The supermarket management will now intervene, alarmed at this sudden run on lentils. Their immediate reaction will be to impose an item limit. It posts a sign on the shelf restricting customers to 3 tins each. Limiting most customers, who would normally be seen dead buying one tin, to three, has no effect on the problem, since our lentils-for-judgment-day-only types, would have bought one tin anyway: the problem is not that one or two people are bulk buying, but that all people are single-item buying. The three-items per customer (a) irritates the hippies who would ordinarily buy ten tins anyway, and (b) further validates the suspicion among non-hippies that we are indeed in desperate times. After all, one could hardly ask for a clearer sign of of imminent Armageddon than LENTIL RATIONING — I mean, panic buying hippy food: could it get any worse than that? The 95%, one one, up their demand from one tin to the maximum permissible three.

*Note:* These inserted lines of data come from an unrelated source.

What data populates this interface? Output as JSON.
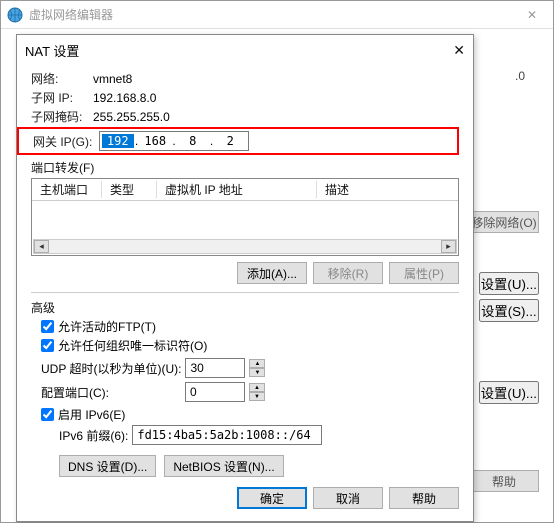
{
  "parent_window": {
    "title": "虚拟网络编辑器",
    "close": "✕",
    "side0": ".0",
    "btn_remove_net": "移除网络(O)",
    "btn_set_u": "设置(U)...",
    "btn_set_s": "设置(S)...",
    "btn_set_u2": "设置(U)...",
    "btn_help": "帮助"
  },
  "dialog": {
    "title": "NAT 设置",
    "close": "✕",
    "labels": {
      "network": "网络:",
      "subnet_ip": "子网 IP:",
      "subnet_mask": "子网掩码:",
      "gateway": "网关 IP(G):"
    },
    "values": {
      "network": "vmnet8",
      "subnet_ip": "192.168.8.0",
      "subnet_mask": "255.255.255.0",
      "gw": {
        "o1": "192",
        "o2": "168",
        "o3": "8",
        "o4": "2"
      }
    },
    "port_forward": {
      "title": "端口转发(F)",
      "headers": {
        "host": "主机端口",
        "type": "类型",
        "vm_ip": "虚拟机 IP 地址",
        "desc": "描述"
      },
      "buttons": {
        "add": "添加(A)...",
        "remove": "移除(R)",
        "props": "属性(P)"
      }
    },
    "advanced": {
      "title": "高级",
      "allow_active_ftp": "允许活动的FTP(T)",
      "allow_org_id": "允许任何组织唯一标识符(O)",
      "udp_timeout_label": "UDP 超时(以秒为单位)(U):",
      "udp_timeout_value": "30",
      "config_port_label": "配置端口(C):",
      "config_port_value": "0",
      "enable_ipv6": "启用 IPv6(E)",
      "ipv6_prefix_label": "IPv6 前缀(6):",
      "ipv6_prefix_value": "fd15:4ba5:5a2b:1008::/64"
    },
    "bottom_inner": {
      "dns": "DNS 设置(D)...",
      "netbios": "NetBIOS 设置(N)..."
    },
    "actions": {
      "ok": "确定",
      "cancel": "取消",
      "help": "帮助"
    }
  }
}
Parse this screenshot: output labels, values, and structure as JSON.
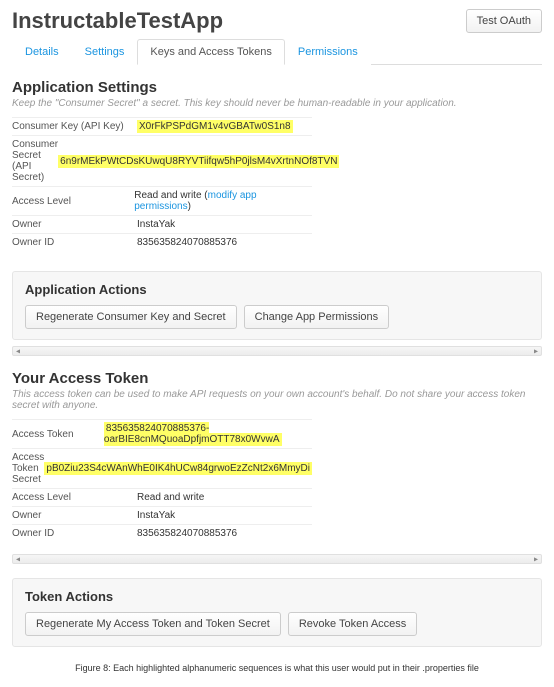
{
  "header": {
    "title": "InstructableTestApp",
    "test_oauth_btn": "Test OAuth"
  },
  "tabs": {
    "details": "Details",
    "settings": "Settings",
    "keys": "Keys and Access Tokens",
    "permissions": "Permissions"
  },
  "app_settings": {
    "heading": "Application Settings",
    "desc": "Keep the \"Consumer Secret\" a secret. This key should never be human-readable in your application.",
    "consumer_key_label": "Consumer Key (API Key)",
    "consumer_key_value": "X0rFkPSPdGM1v4vGBATw0S1n8",
    "consumer_secret_label": "Consumer Secret (API Secret)",
    "consumer_secret_value": "6n9rMEkPWtCDsKUwqU8RYVTiifqw5hP0jlsM4vXrtnNOf8TVN",
    "access_level_label": "Access Level",
    "access_level_value": "Read and write",
    "modify_permissions_link": "modify app permissions",
    "owner_label": "Owner",
    "owner_value": "InstaYak",
    "owner_id_label": "Owner ID",
    "owner_id_value": "835635824070885376"
  },
  "app_actions": {
    "heading": "Application Actions",
    "regenerate_btn": "Regenerate Consumer Key and Secret",
    "change_perms_btn": "Change App Permissions"
  },
  "access_token": {
    "heading": "Your Access Token",
    "desc": "This access token can be used to make API requests on your own account's behalf. Do not share your access token secret with anyone.",
    "token_label": "Access Token",
    "token_value": "835635824070885376-oarBIE8cnMQuoaDpfjmOTT78x0WvwA",
    "secret_label": "Access Token Secret",
    "secret_value": "pB0Ziu23S4cWAnWhE0IK4hUCw84grwoEzZcNt2x6MmyDi",
    "access_level_label": "Access Level",
    "access_level_value": "Read and write",
    "owner_label": "Owner",
    "owner_value": "InstaYak",
    "owner_id_label": "Owner ID",
    "owner_id_value": "835635824070885376"
  },
  "token_actions": {
    "heading": "Token Actions",
    "regenerate_btn": "Regenerate My Access Token and Token Secret",
    "revoke_btn": "Revoke Token Access"
  },
  "caption": "Figure 8: Each highlighted alphanumeric sequences is what this user would put in their .properties file"
}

Still: no panic hoarding, but the shelf is bare. And those latecomers, discovering it is now too late to stock up on lentils, head to borlotti beans and Mexican bean fiesta in brine. To their horror they discover these have been cleaned out as well. Every distant fear about a forthcoming final reckoning now confirmed, there is a stampede for the couscous and quinoa.
Note that the interconnectedness of these events is not stable or predictable. The correlation changes. The very existence of those events, and third party reactions to those events, changes the interdependence between the events.
Implications
What are the implications of using a normal bell curve to model a secretly related events? Firstly, events which are genuinely independent stay independent whatever happens. The odds of flipping heads on a fair coin stays 0.5 however often you flip it, and whatever the previous results.[3] This makes the job of modelling independent events much, much easier. In fasct it makes it possible. Modelling dependent events isn’t just a case of more complex maths. It isn’t possible.
See also
References
- ↑ BUT IS IT. I don’t want to spoil the punchline but HOLD THAT THOUGHT.
- ↑ With genuinely unconnected events the probabilities fade into cosmic radiation fast: the odds of tossing heads just 100 times in a row with a fair coin is one in half a googol. If it takes ten minutes to toss 100 times, you wouldn’t expect it to happen in several lives of the universe.
- ↑ Practical point though: the longer your sequence of heads, the greater the probability that the coin is not fair.